Entretanto, com a chegada do jornalista ao Brasil para investigar a veracidade de curas milagrosas e relatos de abdução extraterrestre no interior do Ceará, em uma localidade conhecida como Área Q, por ser cercada de cidades cujos nomes começam com a letra, a trama consegue atrair o espectador pelo ar de realidade empregado por Sanginitto. A câmara passa a ser menos transparente, acompanhando personagens de forma mais próxima e não se furtando ao uso de idiomas distintos. Inglês e português são mesclados com traduções simultâneas ocorrendo na tela. Isso porque o jornalista vive seus dias auxiliado por um guia turístico local, cujo papel é ser também seu intérprete.

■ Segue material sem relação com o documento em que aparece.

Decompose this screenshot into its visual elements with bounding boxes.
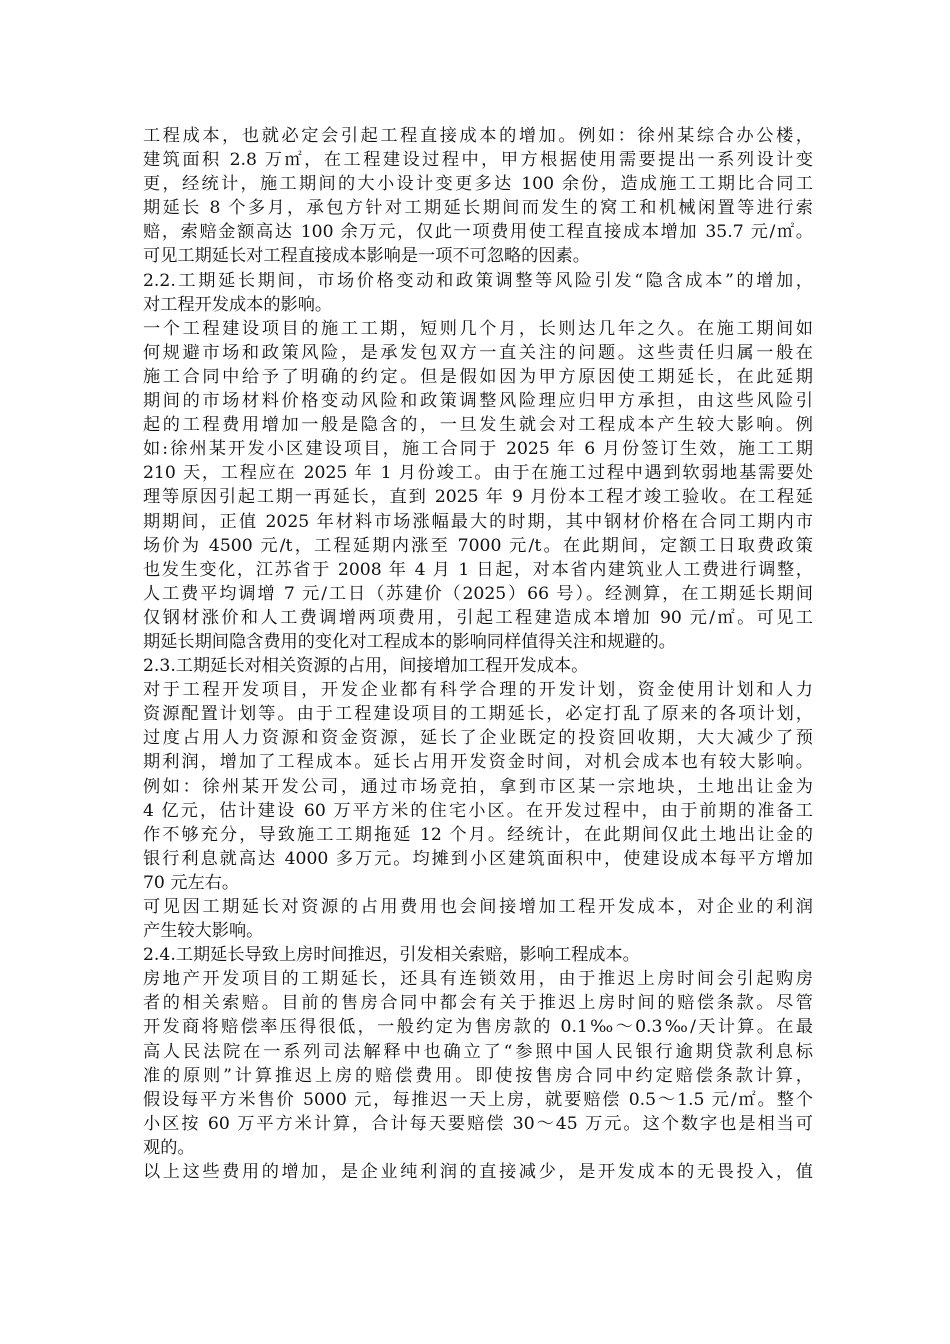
- text-line: 资源配置计划等。由于工程建设项目的工期延长，必定打乱了原来的各项计划，: [143, 704, 813, 725]
- text-line: 者的相关索赔。目前的售房合同中都会有关于推迟上房时间的赔偿条款。尽管: [143, 993, 813, 1014]
- text-line: 施工合同中给予了明确的约定。但是假如因为甲方原因使工期延长，在此延期: [143, 366, 813, 387]
- text-line: 2.4.工期延长导致上房时间推迟，引发相关索赔，影响工程成本。: [143, 945, 640, 966]
- text-line: 4 亿元，估计建设 60 万平方米的住宅小区。在开发过程中，由于前期的准备工: [143, 800, 813, 821]
- text-line: 仅钢材涨价和人工费调增两项费用，引起工程建造成本增加 90 元/㎡。可见工: [143, 607, 813, 628]
- text-line: 可见工期延长对工程直接成本影响是一项不可忽略的因素。: [143, 246, 590, 267]
- text-line: 准的原则”计算推迟上房的赔偿费用。即使按售房合同中约定赔偿条款计算，: [143, 1065, 813, 1086]
- text-line: 以上这些费用的增加，是企业纯利润的直接减少，是开发成本的无畏投入，值: [143, 1162, 813, 1183]
- text-line: 银行利息就高达 4000 多万元。均摊到小区建筑面积中，使建设成本每平方增加: [143, 848, 813, 869]
- text-line: 人工费平均调增 7 元/工日（苏建价（2025）66 号）。经测算，在工期延长期间: [143, 583, 813, 604]
- text-line: 70 元左右。: [143, 872, 240, 893]
- text-line: 赔，索赔金额高达 100 余万元，仅此一项费用使工程直接成本增加 35.7 元/㎡。: [143, 222, 813, 243]
- text-line: 高人民法院在一系列司法解释中也确立了“参照中国人民银行逾期贷款利息标: [143, 1041, 813, 1062]
- text-line: 期利润，增加了工程成本。延长占用开发资金时间，对机会成本也有较大影响。: [143, 752, 813, 773]
- text-line: 210 天，工程应在 2025 年 1 月份竣工。由于在施工过程中遇到软弱地基需要处: [143, 463, 813, 484]
- text-line: 期延长期间隐含费用的变化对工程成本的影响同样值得关注和规避的。: [143, 631, 676, 652]
- text-line: 例如：徐州某开发公司，通过市场竞拍，拿到市区某一宗地块，土地出让金为: [143, 776, 813, 797]
- text-line: 产生较大影响。: [143, 921, 264, 942]
- text-line: 作不够充分，导致施工工期拖延 12 个月。经统计，在此期间仅此土地出让金的: [143, 824, 813, 845]
- text-line: 房地产开发项目的工期延长，还具有连锁效用，由于推迟上房时间会引起购房: [143, 969, 813, 990]
- document-body: [143, 124, 813, 1184]
- text-line: 理等原因引起工期一再延长，直到 2025 年 9 月份本工程才竣工验收。在工程延: [143, 487, 813, 508]
- text-line: 期延长 8 个多月，承包方针对工期延长期间而发生的窝工和机械闲置等进行索: [143, 198, 813, 219]
- text-line: 也发生变化，江苏省于 2008 年 4 月 1 日起，对本省内建筑业人工费进行调整，: [143, 559, 813, 580]
- text-line: 期期间，正值 2025 年材料市场涨幅最大的时期，其中钢材价格在合同工期内市: [143, 511, 813, 532]
- text-line: 可见因工期延长对资源的占用费用也会间接增加工程开发成本，对企业的利润: [143, 897, 813, 917]
- text-line: 对工程开发成本的影响。: [143, 294, 333, 315]
- text-line: 对于工程开发项目，开发企业都有科学合理的开发计划，资金使用计划和人力: [143, 680, 813, 701]
- text-line: 场价为 4500 元/t，工程延期内涨至 7000 元/t。在此期间，定额工日取费政策: [143, 535, 813, 556]
- text-line: 2.3.工期延长对相关资源的占用，间接增加工程开发成本。: [143, 656, 589, 677]
- text-line: 建筑面积 2.8 万㎡，在工程建设过程中，甲方根据使用需要提出一系列设计变: [143, 150, 813, 171]
- text-line: 小区按 60 万平方米计算，合计每天要赔偿 30～45 万元。这个数字也是相当可: [143, 1113, 813, 1134]
- text-line: 更，经统计，施工期间的大小设计变更多达 100 余份，造成施工工期比合同工: [143, 174, 813, 195]
- text-line: 开发商将赔偿率压得很低，一般约定为售房款的 0.1‰～0.3‰/天计算。在最: [143, 1017, 813, 1038]
- text-line: 何规避市场和政策风险，是承发包双方一直关注的问题。这些责任归属一般在: [143, 342, 813, 363]
- text-line: 工程成本，也就必定会引起工程直接成本的增加。例如：徐州某综合办公楼，: [143, 126, 813, 146]
- text-line: 假设每平方米售价 5000 元，每推迟一天上房，就要赔偿 0.5～1.5 元/㎡。整个: [143, 1089, 813, 1110]
- text-line: 一个工程建设项目的施工工期，短则几个月，长则达几年之久。在施工期间如: [143, 318, 813, 339]
- text-line: 起的工程费用增加一般是隐含的，一旦发生就会对工程成本产生较大影响。例: [143, 415, 813, 436]
- text-line: 过度占用人力资源和资金资源，延长了企业既定的投资回收期，大大减少了预: [143, 728, 813, 749]
- text-line: 期间的市场材料价格变动风险和政策调整风险理应归甲方承担，由这些风险引: [143, 391, 813, 412]
- text-line: 如:徐州某开发小区建设项目，施工合同于 2025 年 6 月份签订生效，施工工期: [143, 439, 813, 460]
- text-line: 2.2.工期延长期间，市场价格变动和政策调整等风险引发“隐含成本”的增加，: [143, 270, 813, 291]
- text-line: 观的。: [143, 1137, 195, 1158]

Desse modo, o espectador passa a embarcar naquela história e nas coincidências surgidas pelo caminho. A narração do personagem central, por exemplo, colabora com esse ar semidocumental, e o recurso é bem empregado – o que nem sempre ocorre nos filmes. O contratempo é a captação do som direto, por vezes abafado. Mas, claro, problema mesmo é o andamento dado para história. Se antes parecia trazer até uma discussão sobre a possível realidade daqueles fenômenos, depois o tom muda por completo para uma espécie de propaganda-defesa de crenças espirituais (não necessariamente espíritas). A reflexão, até então possível, some.

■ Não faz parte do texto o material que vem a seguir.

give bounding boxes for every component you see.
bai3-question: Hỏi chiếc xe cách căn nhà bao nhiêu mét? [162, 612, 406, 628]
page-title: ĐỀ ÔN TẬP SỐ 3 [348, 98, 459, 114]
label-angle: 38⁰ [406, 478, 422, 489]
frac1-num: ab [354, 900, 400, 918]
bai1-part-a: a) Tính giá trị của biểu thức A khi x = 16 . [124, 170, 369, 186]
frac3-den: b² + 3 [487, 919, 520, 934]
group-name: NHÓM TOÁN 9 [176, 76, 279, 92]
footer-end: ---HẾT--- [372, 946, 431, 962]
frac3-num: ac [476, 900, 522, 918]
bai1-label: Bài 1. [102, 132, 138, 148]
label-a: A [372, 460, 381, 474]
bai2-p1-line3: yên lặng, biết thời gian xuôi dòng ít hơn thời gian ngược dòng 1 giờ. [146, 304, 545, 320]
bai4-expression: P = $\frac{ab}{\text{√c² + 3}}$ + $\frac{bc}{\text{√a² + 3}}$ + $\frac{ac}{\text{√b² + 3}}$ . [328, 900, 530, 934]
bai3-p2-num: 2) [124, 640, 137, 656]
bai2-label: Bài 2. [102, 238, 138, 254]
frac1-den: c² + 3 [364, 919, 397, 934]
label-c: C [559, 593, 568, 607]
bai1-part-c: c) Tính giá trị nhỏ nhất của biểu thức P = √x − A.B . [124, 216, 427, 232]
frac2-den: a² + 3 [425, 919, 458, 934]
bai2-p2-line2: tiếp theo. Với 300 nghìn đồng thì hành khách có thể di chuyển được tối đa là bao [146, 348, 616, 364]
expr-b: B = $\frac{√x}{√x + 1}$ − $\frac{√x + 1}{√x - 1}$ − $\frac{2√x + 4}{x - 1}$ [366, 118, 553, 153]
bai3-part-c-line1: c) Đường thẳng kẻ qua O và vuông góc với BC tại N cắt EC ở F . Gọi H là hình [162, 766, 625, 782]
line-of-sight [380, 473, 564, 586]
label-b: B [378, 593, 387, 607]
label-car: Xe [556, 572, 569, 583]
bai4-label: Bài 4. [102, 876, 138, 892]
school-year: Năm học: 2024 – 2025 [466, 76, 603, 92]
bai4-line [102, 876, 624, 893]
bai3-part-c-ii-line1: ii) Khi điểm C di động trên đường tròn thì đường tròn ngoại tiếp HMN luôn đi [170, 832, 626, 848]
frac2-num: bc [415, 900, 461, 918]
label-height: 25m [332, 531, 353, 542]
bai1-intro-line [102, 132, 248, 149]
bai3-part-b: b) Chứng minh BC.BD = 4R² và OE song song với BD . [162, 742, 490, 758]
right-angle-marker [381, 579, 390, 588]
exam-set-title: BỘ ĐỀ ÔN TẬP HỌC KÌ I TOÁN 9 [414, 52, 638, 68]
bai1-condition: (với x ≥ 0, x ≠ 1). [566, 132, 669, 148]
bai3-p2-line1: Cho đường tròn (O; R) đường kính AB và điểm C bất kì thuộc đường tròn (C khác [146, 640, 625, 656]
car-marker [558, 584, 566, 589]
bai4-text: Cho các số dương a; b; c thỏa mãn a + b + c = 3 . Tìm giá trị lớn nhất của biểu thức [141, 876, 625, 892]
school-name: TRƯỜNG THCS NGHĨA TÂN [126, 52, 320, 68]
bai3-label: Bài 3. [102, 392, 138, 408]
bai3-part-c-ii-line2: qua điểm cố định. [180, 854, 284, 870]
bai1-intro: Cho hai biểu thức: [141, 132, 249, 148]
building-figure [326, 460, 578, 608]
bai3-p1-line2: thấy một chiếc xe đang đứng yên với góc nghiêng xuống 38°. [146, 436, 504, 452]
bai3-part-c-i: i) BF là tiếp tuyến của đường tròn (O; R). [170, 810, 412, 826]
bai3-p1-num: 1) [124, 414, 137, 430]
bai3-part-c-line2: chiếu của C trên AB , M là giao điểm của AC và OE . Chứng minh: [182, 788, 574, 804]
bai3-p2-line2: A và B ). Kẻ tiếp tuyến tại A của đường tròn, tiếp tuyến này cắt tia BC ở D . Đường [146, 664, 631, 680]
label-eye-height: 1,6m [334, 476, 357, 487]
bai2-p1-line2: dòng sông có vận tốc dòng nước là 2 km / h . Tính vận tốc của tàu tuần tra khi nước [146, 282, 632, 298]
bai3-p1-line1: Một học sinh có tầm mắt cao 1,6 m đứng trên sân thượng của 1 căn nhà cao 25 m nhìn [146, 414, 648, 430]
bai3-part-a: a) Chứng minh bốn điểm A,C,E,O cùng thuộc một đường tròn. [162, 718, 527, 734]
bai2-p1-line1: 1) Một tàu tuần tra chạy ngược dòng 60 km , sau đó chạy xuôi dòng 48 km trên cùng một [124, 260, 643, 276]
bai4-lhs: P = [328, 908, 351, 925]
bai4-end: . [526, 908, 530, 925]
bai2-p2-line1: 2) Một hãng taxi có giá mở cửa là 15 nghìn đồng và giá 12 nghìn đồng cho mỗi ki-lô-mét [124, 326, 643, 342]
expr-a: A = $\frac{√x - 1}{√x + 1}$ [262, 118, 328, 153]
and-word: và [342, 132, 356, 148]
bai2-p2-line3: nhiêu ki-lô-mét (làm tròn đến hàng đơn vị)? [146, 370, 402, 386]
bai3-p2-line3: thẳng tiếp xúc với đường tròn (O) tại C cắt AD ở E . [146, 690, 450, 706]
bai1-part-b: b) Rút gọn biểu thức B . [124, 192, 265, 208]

Quanto mais o jornalista chega perto de entender o óbvio incidente ocorrido com seu filho, menos interessante o desenrolar dos fatos vai ficando. Isso porque entra em cena questões de fé passadas como verdades. Assim, temas como reencarnação surgem de forma absolutamente fora do contexto. Ou então se está diante da teoria dos alienígenas-espíritas, mas que ao mesmo tempo têm sua pequena crença católica. Parabéns aos envolvidos, que conseguiram catequizar ou impor dogmas até mesmo a forças/seres de outros planetas.
Mas isso tudo é ainda menos descabido do que os discursos panfletários. O filme reserva alguns minutos para Murilo Rosa declamar palavras sobre a necessidade de proteger a natureza, após tanto enfoque nas belezas da região, e, o mais absurdo, criticar o aborto. A frase em relação ao tema surge tão descolada e sem propósito que fica difícil acreditar no que se ouviu. Cabia tratar o assunto de forma menos dogmática. É assim que Área Q desperdiça o frágil material inicial, mas que até certa altura era tratado de forma digna.

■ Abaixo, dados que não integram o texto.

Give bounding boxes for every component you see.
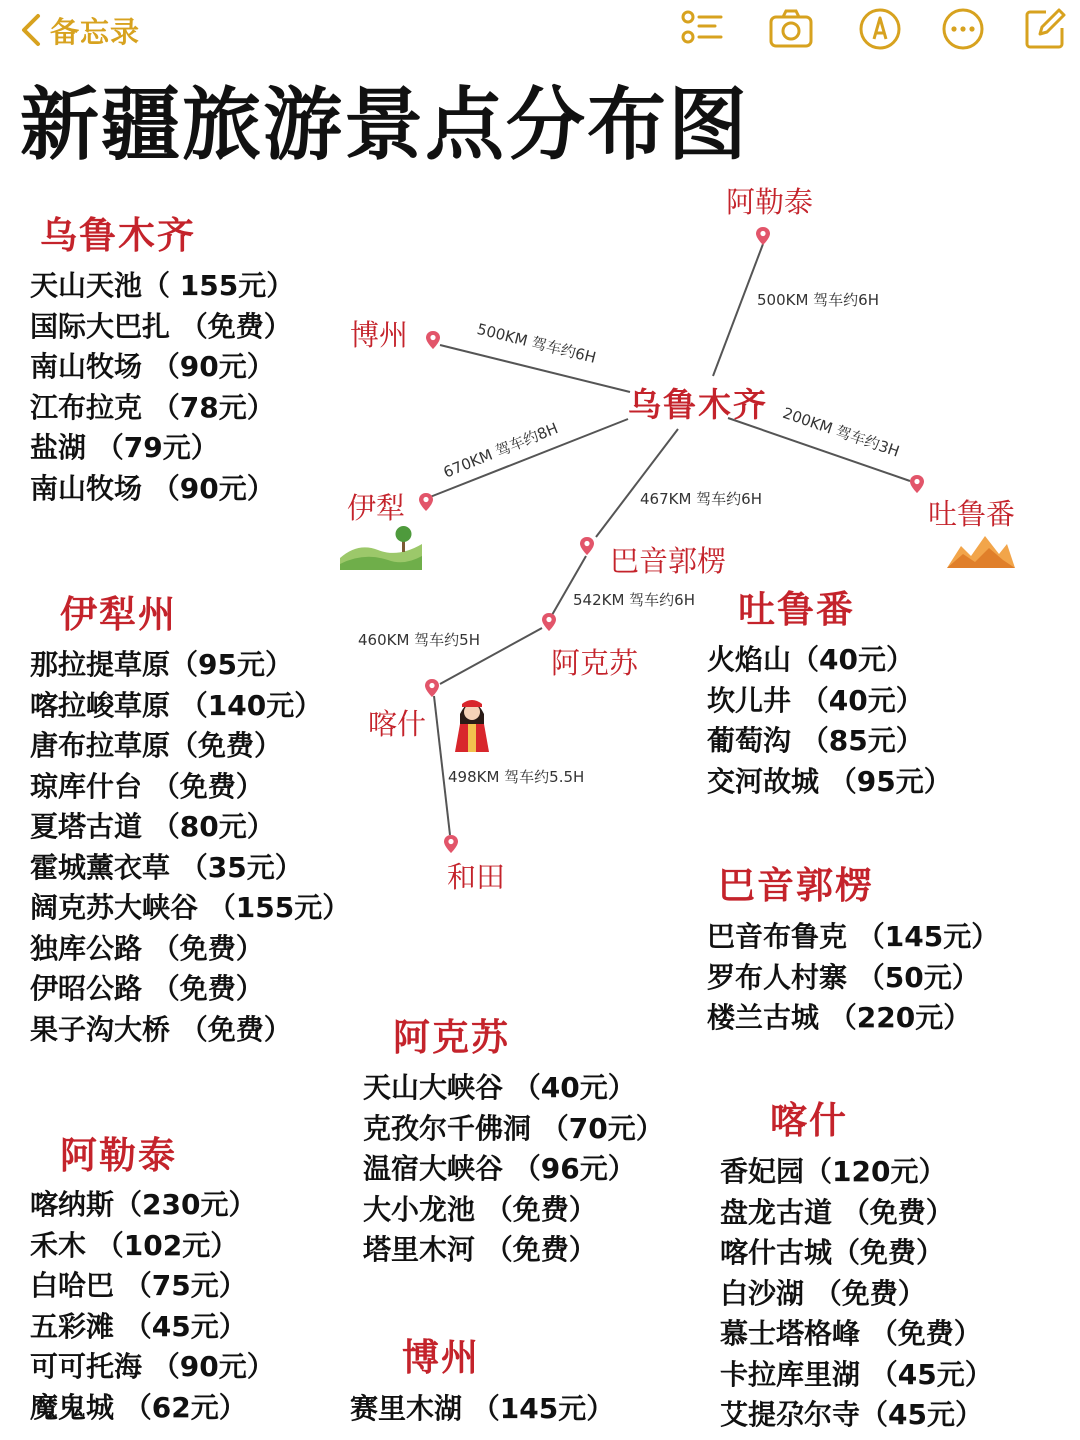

Não se sabe ao final o que tirar de lição útil dessa batida de ficção científica, espiritualidade e panfletarismo ideológico da pior espécie, apoiado em absolutamente nada, no contexto desta obra, a não ser na crença e na opinião baseada em achismos. Pior ainda quando há a tentativa de ligar tudo à ciência, por meio da exposição, rasa e barata, da percepção de tempo e sua relatividade. Lá pelas tantas, realmente pouco importa o drama do pai em busca do filho. Menos ainda o mistério da região. A tentativa do discurso grandiloquente fracassa.
4,0
Sci-fi filmada no interior do Ceará tem tudo pra me agradar, foda é que agora tão querendo meter espiritualismo em tudo.
Faço minhas as sua palavras Marcus, só colocaria um "não" antes de "me agradar".
Hahaaahhaha, Wellington, mas o Brasil deveria investir mais no gênero, que é pouco explorado por aqui.